Citysearch gave it a one-star review, but they’re smoking crack. The people who’ve actually been there gave it four out of four (and unanimously, I think). Crown was founded by two Greek immigrants in 1913, and they made all the candy and ice cream themselves. The place has stayed in the family ever since, and they continue to make their own candy and ice cream. Those huge multinational conglomerates ain’t got nothing on these guys. Comparing Crown to the ice cream you get in a grocery store or another restaurant is like comparing Schlitz beer to Boulevard.

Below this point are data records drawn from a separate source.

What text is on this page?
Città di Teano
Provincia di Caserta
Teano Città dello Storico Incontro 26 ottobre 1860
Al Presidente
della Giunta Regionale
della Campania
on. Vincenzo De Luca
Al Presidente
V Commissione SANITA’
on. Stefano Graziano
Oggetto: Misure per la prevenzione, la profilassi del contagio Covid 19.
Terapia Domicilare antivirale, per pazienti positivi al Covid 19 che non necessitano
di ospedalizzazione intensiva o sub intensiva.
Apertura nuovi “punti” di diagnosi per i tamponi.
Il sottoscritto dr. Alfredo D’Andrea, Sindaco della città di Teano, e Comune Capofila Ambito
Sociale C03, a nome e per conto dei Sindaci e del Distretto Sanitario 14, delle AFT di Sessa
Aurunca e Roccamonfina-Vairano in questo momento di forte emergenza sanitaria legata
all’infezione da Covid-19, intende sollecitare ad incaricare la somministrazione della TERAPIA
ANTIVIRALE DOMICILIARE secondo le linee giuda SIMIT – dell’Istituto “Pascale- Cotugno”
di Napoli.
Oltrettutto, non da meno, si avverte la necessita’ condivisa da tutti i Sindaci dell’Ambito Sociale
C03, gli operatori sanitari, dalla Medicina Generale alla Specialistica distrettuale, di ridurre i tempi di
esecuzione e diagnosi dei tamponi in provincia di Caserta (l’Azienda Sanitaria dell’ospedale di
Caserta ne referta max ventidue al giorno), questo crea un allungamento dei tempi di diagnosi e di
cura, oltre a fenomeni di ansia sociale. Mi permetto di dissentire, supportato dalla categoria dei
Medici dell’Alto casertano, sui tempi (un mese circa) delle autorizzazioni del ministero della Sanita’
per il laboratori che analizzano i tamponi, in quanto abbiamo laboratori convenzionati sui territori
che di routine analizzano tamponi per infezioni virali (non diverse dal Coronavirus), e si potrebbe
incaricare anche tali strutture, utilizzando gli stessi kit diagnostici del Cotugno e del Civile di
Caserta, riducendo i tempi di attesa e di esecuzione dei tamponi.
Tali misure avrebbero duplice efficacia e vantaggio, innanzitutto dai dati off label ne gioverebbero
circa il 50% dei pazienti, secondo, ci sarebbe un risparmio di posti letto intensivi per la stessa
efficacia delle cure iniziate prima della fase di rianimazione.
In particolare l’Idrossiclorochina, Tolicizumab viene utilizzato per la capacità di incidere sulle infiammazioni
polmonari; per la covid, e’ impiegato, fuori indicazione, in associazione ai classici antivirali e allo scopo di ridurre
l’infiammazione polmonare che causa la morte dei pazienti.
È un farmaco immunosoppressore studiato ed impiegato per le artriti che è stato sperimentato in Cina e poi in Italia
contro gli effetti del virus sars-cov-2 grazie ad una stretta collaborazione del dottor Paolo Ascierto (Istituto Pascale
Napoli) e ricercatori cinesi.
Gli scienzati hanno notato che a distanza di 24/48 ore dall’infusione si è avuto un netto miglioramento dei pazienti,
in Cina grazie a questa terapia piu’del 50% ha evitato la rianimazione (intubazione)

Crown is across the street from what used to be a bustling commercial district, but there’s not much left in there now besides a hair salon and some social workers’ offices. Two or three of the buildings are condemned. Many of the others obviously were beautiful in their day, and it wouldn’t take much to make them beautiful again. Looking at it made me sad. It hurts to see wasted potential.

If your travels take you through St. Louis, Crown is absolutely worth a stop. It’s just a mile or two west of I-70.

I know the first words my dad will say to me after I die: “David, how come none of your lame St. Louis friends told you about that ice cream joint until eight years after I was gone?”

And he’ll have a point. Living in St. Louis for five years and never hearing about the place is a real shame. It’s 100 times worse than living in St. Louis for five years and never hearing about the Cardinals.